The Gunnedah and Tamworth Girls Academy program has been saved after fears it would be forced to close when the national organisation lost all its funding in a shock decision just before Christmas.
There are academies in a number of local high schools, including Tamworth and Gunnedah High Schools.
Local advocates were concerned that both faced closure after the December 22 announcement that parent charity Role Models and Leaders Australia Limited would no longer get any federal government funding in the new year.
The organisation had provided in-school support and mentoring for Indigenous girls for 16 years.
In a statement on Thursday, peak funding organisation the National Indigenous Australians Agency announced that a new organisation had won an open tender to provide the service.
The Redfern-based National Aboriginal Sporting Chance Academy will provide the service at the Tamworth and Gunnedah High Schools from term one.

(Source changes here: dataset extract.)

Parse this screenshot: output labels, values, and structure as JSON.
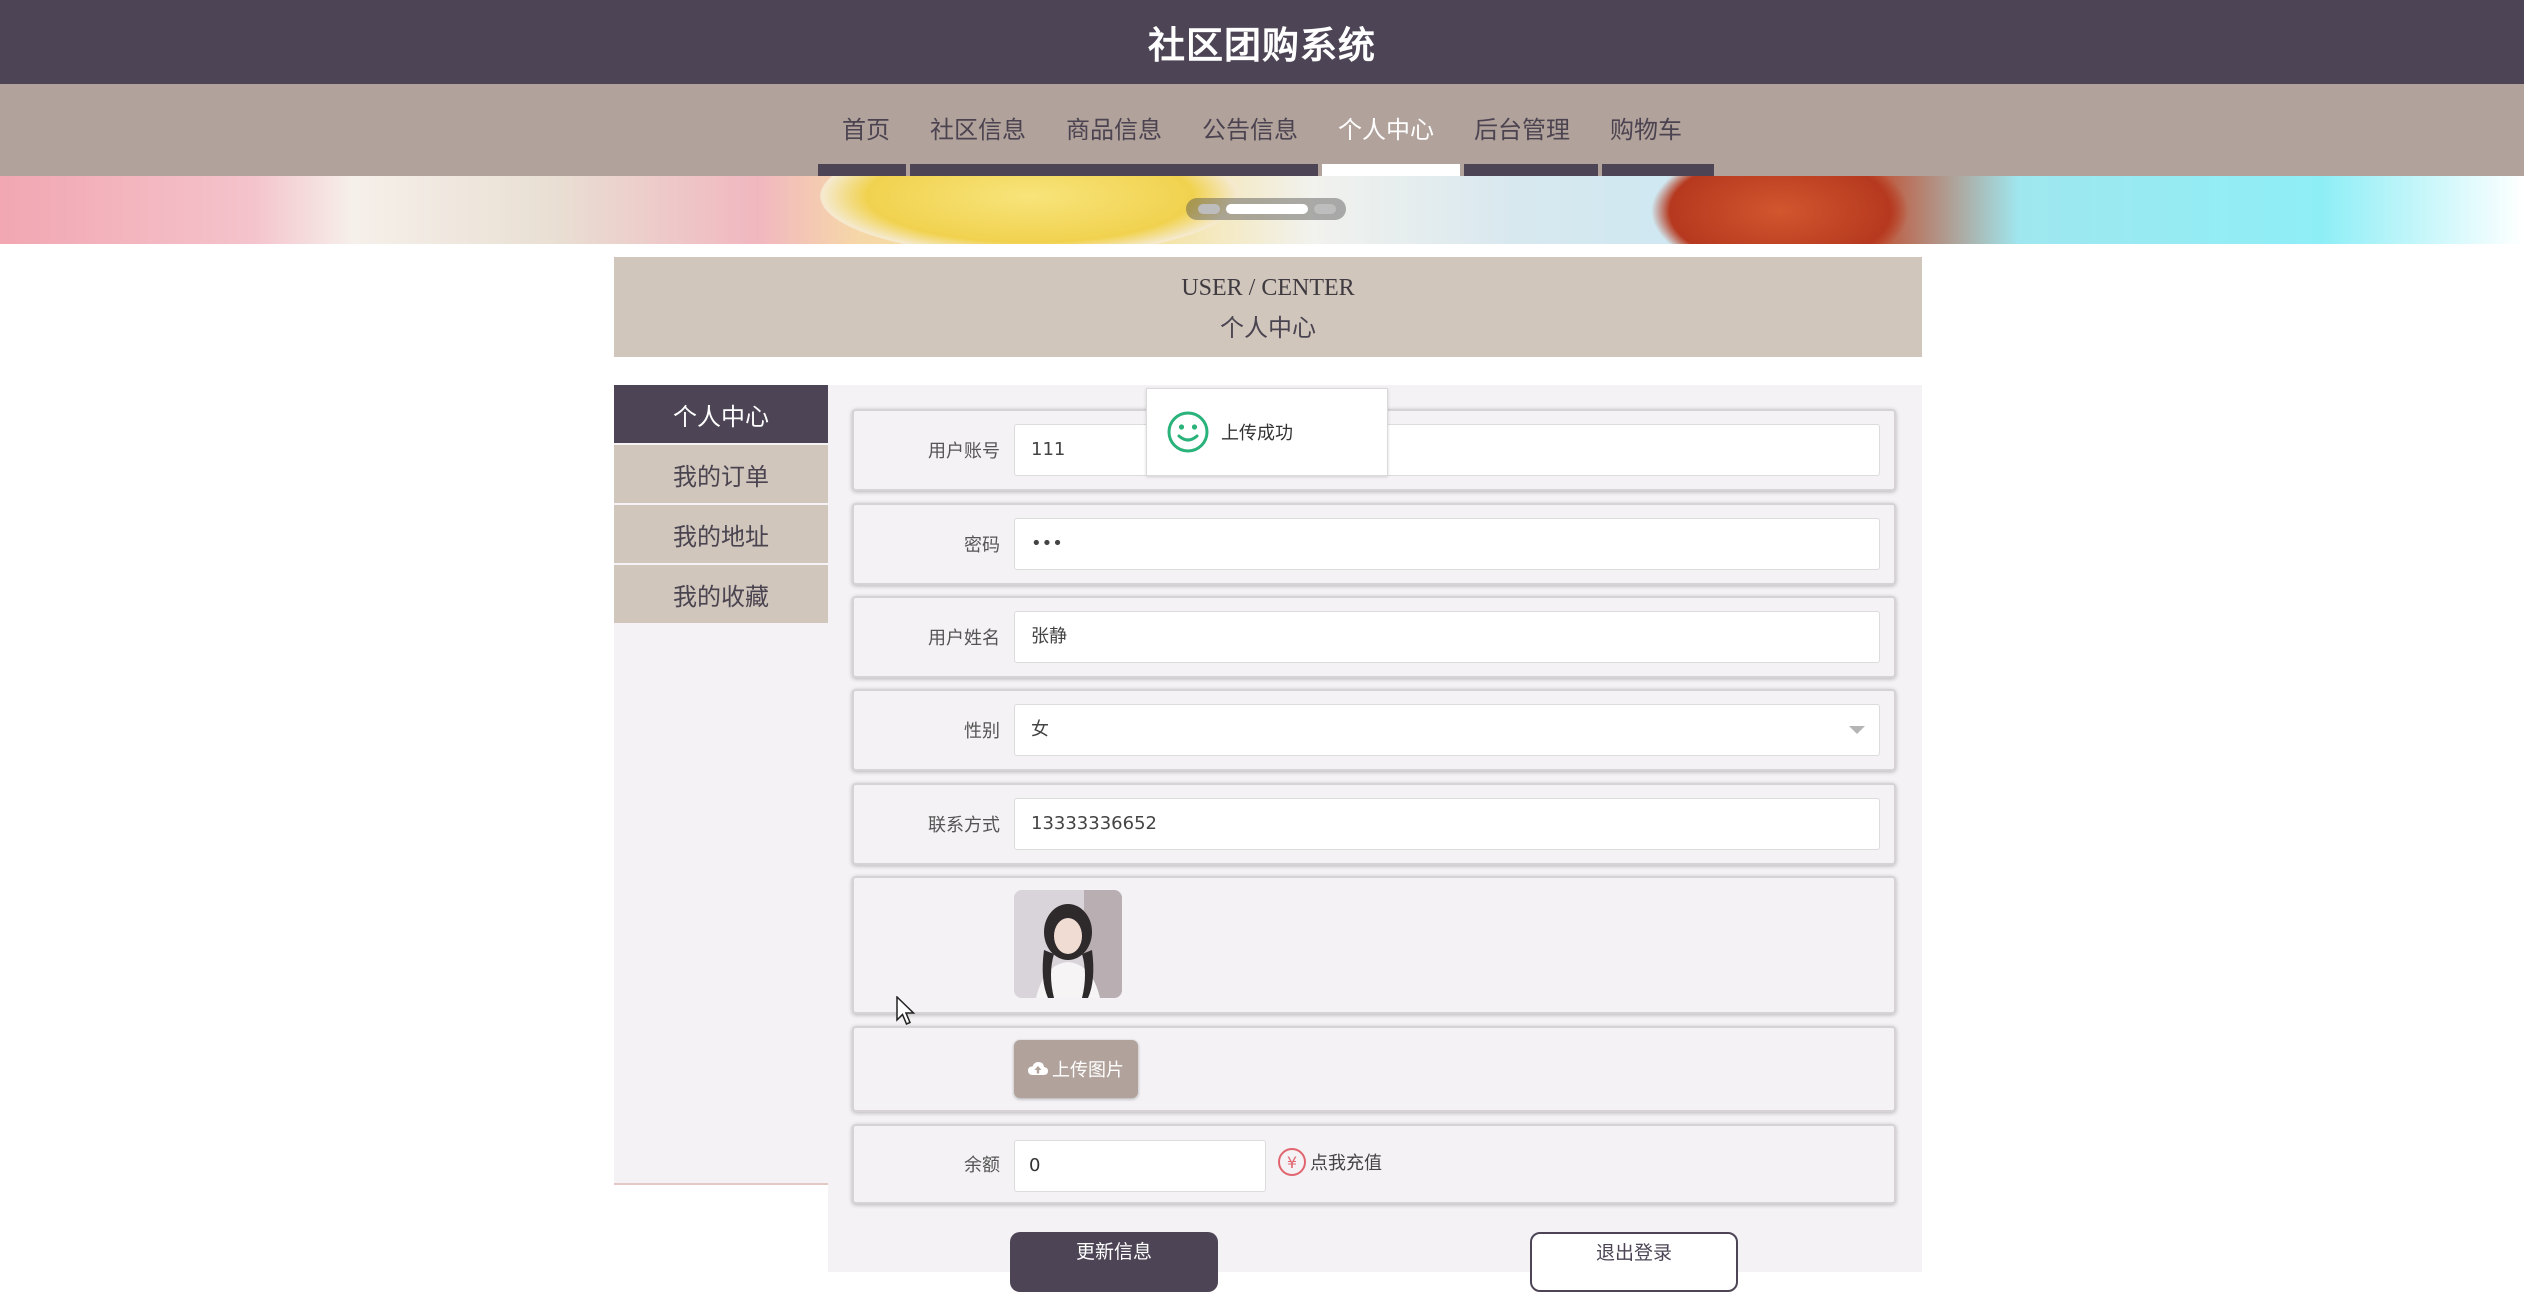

CEO Leanne Townsend said the institution was likely chosen because it has a track record of success, and is led by Indigenous people.
But Ms Townsend would not commit to maintaining employment of current at the schools' academies.
She said the organisation would aim to roll out a "participatory model" in partnership with young people and the community.
"I understand there is concerns with the change but there's also some positives that can come from change," she said.
"Because we're centred on the best interests of young people, our job is to support and to empower. So we're going to walk alongside these young women. I guess it's hard at this point to understand but I can certainly see that vision. There's no need to be fearful."
Despite their name, the Sporting Chance Academy is not exclusively a sporting organisation.
Ms Townsend, who is Indigenous, grew up in Uralla.
"I've been debating in Gunnedah High School when I was in year 7," she said.
"I went all the way through school up there!"
She said the charity would aim to use their new local base to expand not-for-profit services throughout the New England.
Minister for Indigenous Australians Ken Wyatt announced in December that the government would spend $36 million over three years expanding the girls academy program.
Some 2,900 students participate in the program at 46 locations across Australia.
The program is designed to increase Year 12 completion rates, and can include everything from group homework sessions to health check-ups and school transport.
The National Indigenous Australians Agency recently ran an open and competitive grants process for the program's tender.
The Oxley High School's Girls Academy has closed and is not included in the funding round.